Volvimos a salir al pasillo y Callie abrió otra puerta, situada un poco más allá de la pared de las fotos. La estancia que apareció ante mis ojos me recordó a la habitación familiar de la casa de Nia, solo que aquí la televisión parecía una pantalla de cine. También había una minicadena y una estantería que, en vez de tener libros, también estaba repleta de fotos, en su mayoría de Brittney Bragg, que posaba muy sonriente en compañía de varios famosos y políticos locales.
Callie se quedo mirándome mientras examinaba la habitación.
—¿Qué ves aquí? —me preguntó al fin.
—Que los Bragg son aún más paletos y autocomplacientes de lo que pensaba.
—Cierto —coincidió Callie—. ¿Y qué más?
Supuse que no me estaría preguntando por la decoración (demasiado acero cromado y cristal, para mi gusto).
—Ni idea —confesé—. Me rindo.
—No te desesperes —me dijo Callie—. Yo he estado aquí un millón de veces y nunca me había dado cuenta —se quedó callada unos instantes y después añadió—: Te doy una pista: ¿cómo de grande dirías que es esta habitación?

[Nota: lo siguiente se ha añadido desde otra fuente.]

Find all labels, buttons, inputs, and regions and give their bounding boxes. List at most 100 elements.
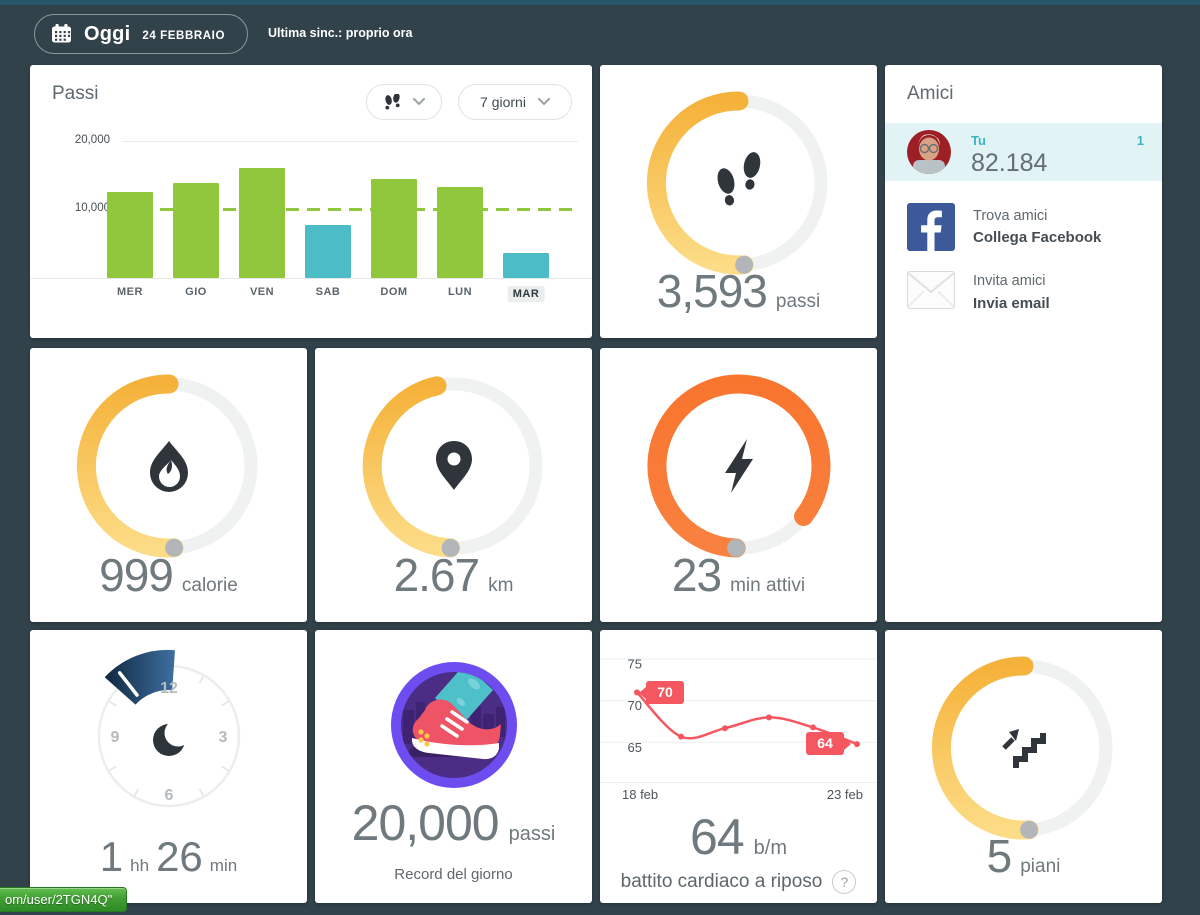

Miré de una pared a la otra y empecé a calcular mentalmente.
—No soy muy bueno para esto, pero diría que tiene unos seis metros de largo por cuatro y medio de ancho.
—Sí, eso es más o menos lo que pienso yo. Volvamos ahora al pasillo.

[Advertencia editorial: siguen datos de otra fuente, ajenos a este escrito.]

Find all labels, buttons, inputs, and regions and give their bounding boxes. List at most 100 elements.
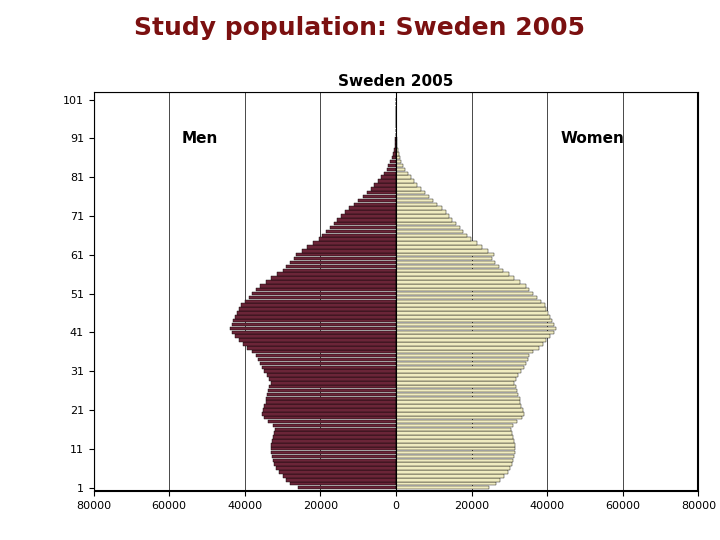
Bar [396,319,552,322]
Bar [396,334,550,338]
Bar [396,447,516,450]
Bar [302,249,396,253]
Bar [396,280,520,284]
Bar [268,393,396,396]
Bar [396,276,514,280]
Bar [258,357,396,361]
Bar [396,249,488,253]
Bar [396,311,549,315]
Bar [396,455,514,458]
Bar [287,265,396,268]
Bar [396,377,516,381]
Bar [233,319,396,322]
Bar [396,179,414,183]
Bar [396,315,550,319]
Bar [287,478,396,482]
Bar [396,214,449,218]
Bar [396,330,554,334]
Bar [396,385,516,388]
Bar [396,148,398,152]
Bar [396,202,437,206]
Bar [396,339,546,342]
Bar [396,257,492,260]
Bar [318,238,396,241]
Bar [283,268,396,272]
Bar [396,284,526,287]
Bar [272,439,396,443]
Bar [396,381,514,384]
Bar [396,167,405,171]
Bar [260,362,396,365]
Bar [266,401,396,404]
Bar [241,303,396,307]
Bar [396,245,482,249]
Bar [396,303,544,307]
Bar [354,202,396,206]
Bar [348,206,396,210]
Bar [396,362,526,365]
Bar [264,416,396,420]
Bar [374,183,396,187]
Bar [396,152,399,156]
Bar [396,183,417,187]
Bar [290,261,396,264]
Bar [396,366,523,369]
Bar [396,327,556,330]
Bar [269,385,396,388]
Bar [387,167,396,171]
Bar [277,272,396,276]
Bar [384,172,396,175]
Bar [396,187,420,191]
Bar [396,241,477,245]
Bar [333,222,396,226]
Bar [394,148,396,152]
Bar [298,486,396,489]
Bar [396,191,425,194]
Bar [330,226,396,230]
Bar [273,458,396,462]
Bar [296,253,396,256]
Bar [396,396,520,400]
Bar [253,350,396,354]
Bar [274,431,396,435]
Bar [396,474,504,477]
Bar [382,176,396,179]
Bar [396,210,446,214]
Bar [392,156,396,159]
Bar [264,404,396,408]
Bar [283,474,396,477]
Bar [274,462,396,466]
Bar [395,140,396,144]
Bar [396,226,459,230]
Bar [263,408,396,411]
Bar [232,330,396,334]
Bar [396,369,521,373]
Bar [396,172,408,175]
Bar [396,176,410,179]
Bar [396,350,534,354]
Bar [396,307,546,311]
Bar [396,482,496,485]
Bar [396,292,534,295]
Bar [396,164,403,167]
Bar [396,253,493,256]
Bar [396,346,539,349]
Bar [371,187,396,191]
Bar [271,451,396,454]
Bar [396,462,512,466]
Bar [266,280,396,284]
Bar [396,342,543,346]
Bar [396,373,518,377]
Bar [235,315,396,319]
Bar [396,428,511,431]
Bar [338,218,396,221]
Bar [396,439,514,443]
Bar [341,214,396,218]
Bar [239,339,396,342]
Bar [396,156,400,159]
Bar [271,447,396,450]
Bar [256,288,396,292]
Bar [262,366,396,369]
Bar [269,420,396,423]
Bar [326,230,396,233]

La seguí y nos detuvimos justo en el mismo punto en el que la había encontrado cuando llegué.
—¿Qué ves ahora?
Miré la pared llena de fotos, después la puerta del cuarto de limpieza y, por último, la puerta de la otra habitación. Entonces caí en lo que Callie quería decirme.
—Hay un espacio extra entre las dos.
Callie asintió con la cabeza entusiasmada. Volví a fijarme en la pared y pensé en el tamaño de las dos habitaciones en las que acabábamos de entrar. Aunque no fuera ningún experto en calcular distancias a ojo, estaba seguro que sobraban por lo menos tres metros que no correspondían a ninguna de ellas. Lo cual significaba que…
Callie me agarró del brazo y me giré para mirarla.
—¡Hay una habitación oculta! —susurré.
Los ojos de Callie centellaban por la sensación de triunfo.
—¡Sí! ¿Y dónde crees que está nuestra caja?